Hope College Theatre has received two national awards from the Kennedy Center American College Theatre Festival (KCACTF) for its production of Larissa FastHorse’s “The Thanksgiving Play.”
The Department of Theatre received a Kennedy Center Citizen Artist Award, and junior Lisbeth Franzon of Whitehall was honored for Special Achievement in Stage Management for her work on the play. The two awards will be presented during a virtual ceremony on Saturday, May 22.
As described by the KCACTF, “The Kennedy Center Citizen Artist Awards recognize programs in higher education using theatrical production to promote long-term societal impact through an artistic lens, to encourage empathetic exploration of the complex cultural and physical world, and to advocate for justice on campus and throughout the world.”
The plays chosen for recognition were selected from among 90 productions viewed during the KCACTF’s eight regional festivals. “The Thanksgiving Play” was previously one of only five productions that were selected for presentation during this year’s Region 3 festival, which was held on Wednesday-Saturday, Jan. 6-9. This year’s regional festivals were also held virtually because of the pandemic, and Hope presented a recorded version of its production of the play, which normally would have been staged live at the regional event.
Productions and individuals are receiving national awards in about 20 categories, including not only stage management but areas ranging from costume design, to performance, to directing, to choreography, to original music composition.
“We are so proud of our student Lisbeth and the entire cast, crew, and creative team of ‘The Thanksgiving Play,’” said Michelle Bombe, who is a professor of theatre and department chair at Hope. “The Citizen Artist Award is very special to us as we are keenly aware of the theatre’s role to help us learn empathy, to ask big questions, and to tell all the stories and not just those of the white majority. Theatre can uniquely offer an experience that can speak to cultural issues that our students need to navigate.”
“The Thanksgiving Play” is a comedy about four white Americans trying to be as respectful and woke as possible on the matter of Native American history. Preparing a Thanksgiving play for elementary school children, with a grant specifically intended to highlight the American Indian experience, the characters demonstrate how inadequate their own education in and knowledge of the historical truth of the holiday and Native American culture actually are. The Department of Theatre had presented production at Hope on Friday and Saturday, Oct. 30-31, and Thursday-Saturday, Nov. 5-7, via livestream due to the pandemic.
The college’s production was directed by Richard Perez, assistant professor of theatre. In addition to Perez, the production team included Michelle Bombe as costume designer, and assistant professor Eric Van Tassell as scenery and lighting designer. Staff members Ken Chamberlain and Stephen Krebs served as sound designer and technical director, respectively. Several students also served on the production team: stage manager, junior Lisbeth Franzon of Whitehall; assistant stage managers, freshmen Lydia Konings of Milwaukee, Wisconsin, and Rachel Scott of Clarkston; properties director, freshman Erin Bodenbender of Holland; assistant sound designer, senior Madison Meeron of Oxford; assistant costume designer, freshman Cherokee Bauer of Tucson, Arizona; dramaturgical boards, junior Emma Clark of Dewitt and sophomore Annika Dekker of Grand Rapids; property technicians, freshman Carole Chee of Grand Rapids and senior Tim Embertson of Lake City; and sound board operators, senior Emily King of South Bend, Indiana, and junior Emma Walilko of Wake Forest, North Carolina. The cast included freshman Cecilia Casper of Eden Prairie, Minnesota; sophomore Adam Chamness of Holland; freshman Grant McKenzie of Western Springs, Illinois; and sophomore Katy Smith of Plymouth, Indiana.
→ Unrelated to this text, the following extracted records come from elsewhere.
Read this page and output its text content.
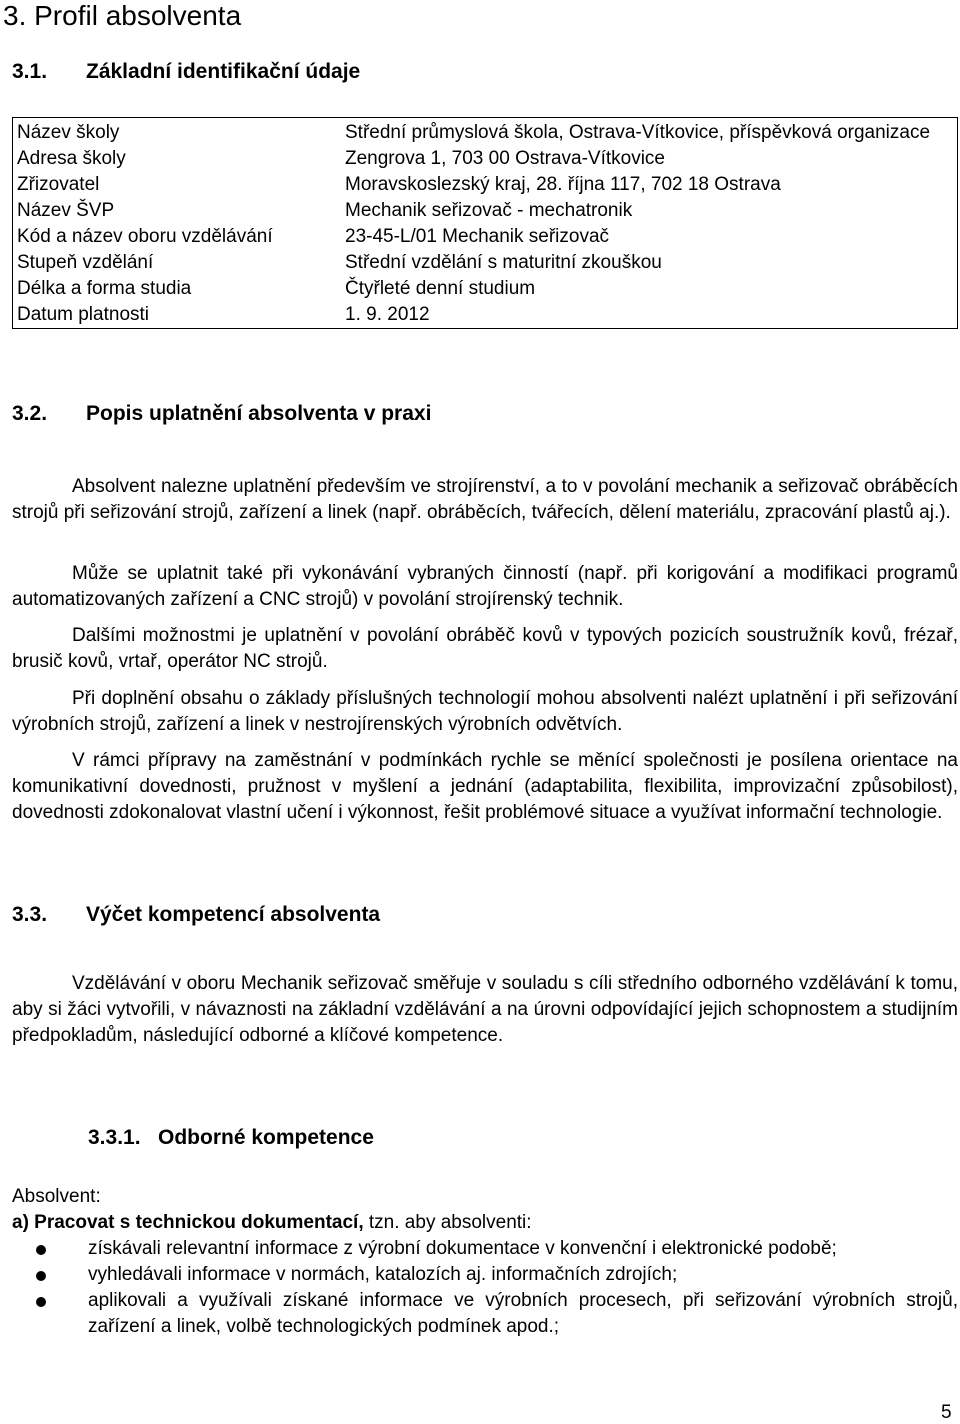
3. Profil absolventa
3.1. Základní identifikační údaje
Název školy	Střední průmyslová škola, Ostrava-Vítkovice, příspěvková organizace
Adresa školy	Zengrova 1, 703 00 Ostrava-Vítkovice
Zřizovatel	Moravskoslezský kraj, 28. října 117, 702 18 Ostrava
Název ŠVP	Mechanik seřizovač - mechatronik
Kód a název oboru vzdělávání	23-45-L/01 Mechanik seřizovač
Stupeň vzdělání	Střední vzdělání s maturitní zkouškou
Délka a forma studia	Čtyřleté denní studium
Datum platnosti	1. 9. 2012
3.2. Popis uplatnění absolventa v praxi
Absolvent nalezne uplatnění především ve strojírenství, a to v povolání mechanik a seřizovač obráběcích strojů při seřizování strojů, zařízení a linek (např. obráběcích, tvářecích, dělení materiálu, zpracování plastů aj.).
Může se uplatnit také při vykonávání vybraných činností (např. při korigování a modifikaci programů automatizovaných zařízení a CNC strojů) v povolání strojírenský technik.
Dalšími možnostmi je uplatnění v povolání obráběč kovů v typových pozicích soustružník kovů, frézař, brusič kovů, vrtař, operátor NC strojů.
Při doplnění obsahu o základy příslušných technologií mohou absolventi nalézt uplatnění i při seřizování výrobních strojů, zařízení a linek v nestrojírenských výrobních odvětvích.
V rámci přípravy na zaměstnání v podmínkách rychle se měnící společnosti je posílena orientace na komunikativní dovednosti, pružnost v myšlení a jednání (adaptabilita, flexibilita, improvizační způsobilost), dovednosti zdokonalovat vlastní učení i výkonnost, řešit problémové situace a využívat informační technologie.
3.3. Výčet kompetencí absolventa
Vzdělávání v oboru Mechanik seřizovač směřuje v souladu s cíli středního odborného vzdělávání k tomu, aby si žáci vytvořili, v návaznosti na základní vzdělávání a na úrovni odpovídající jejich schopnostem a studijním předpokladům, následující odborné a klíčové kompetence.
3.3.1. Odborné kompetence
Absolvent:
a) Pracovat s technickou dokumentací, tzn. aby absolventi:
získávali relevantní informace z výrobní dokumentace v konvenční i elektronické podobě;
vyhledávali informace v normách, katalozích aj. informačních zdrojích;
aplikovali a využívali získané informace ve výrobních procesech, při seřizování výrobních strojů, zařízení a linek, volbě technologických podmínek apod.;
5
The KCACTF is a national program designed to encourage excellence in college and university theatre in the United States. Started in 1969, the program involves 18,000 students from more than 600 academic institutions throughout the country.
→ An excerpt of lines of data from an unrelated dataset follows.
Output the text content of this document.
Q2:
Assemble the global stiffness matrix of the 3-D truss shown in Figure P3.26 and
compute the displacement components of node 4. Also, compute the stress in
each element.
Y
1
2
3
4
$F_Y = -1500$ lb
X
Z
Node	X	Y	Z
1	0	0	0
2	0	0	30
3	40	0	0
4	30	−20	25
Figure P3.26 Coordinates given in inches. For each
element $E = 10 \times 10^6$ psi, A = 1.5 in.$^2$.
In addition to having been selected for presentation during January’s Region 3 festival, the college’s presentation of “The Thanksgiving Play” co-received the regional festival’s Golden Keyboard Award given for outstanding safety and ingenuity of production during the pandemic, sharing the honor with the invited production from the University of Toledo. Also during the regional festival, senior Madison Meeron of Oxford was selected as a finalist for the Musical Theatre Intensive Program and presented “When I look at You” from “The Scarlet Pimpernel” in a virtual performance that was livestreamed for all of the conference attendees; and 2020 graduate Kathryn Joachim of Dearborn was selected as an Irene Ryan Scholarship Audition semi-finalist for her role in February 2020 as Sister Aloysius in the college’s production of “Doubt.”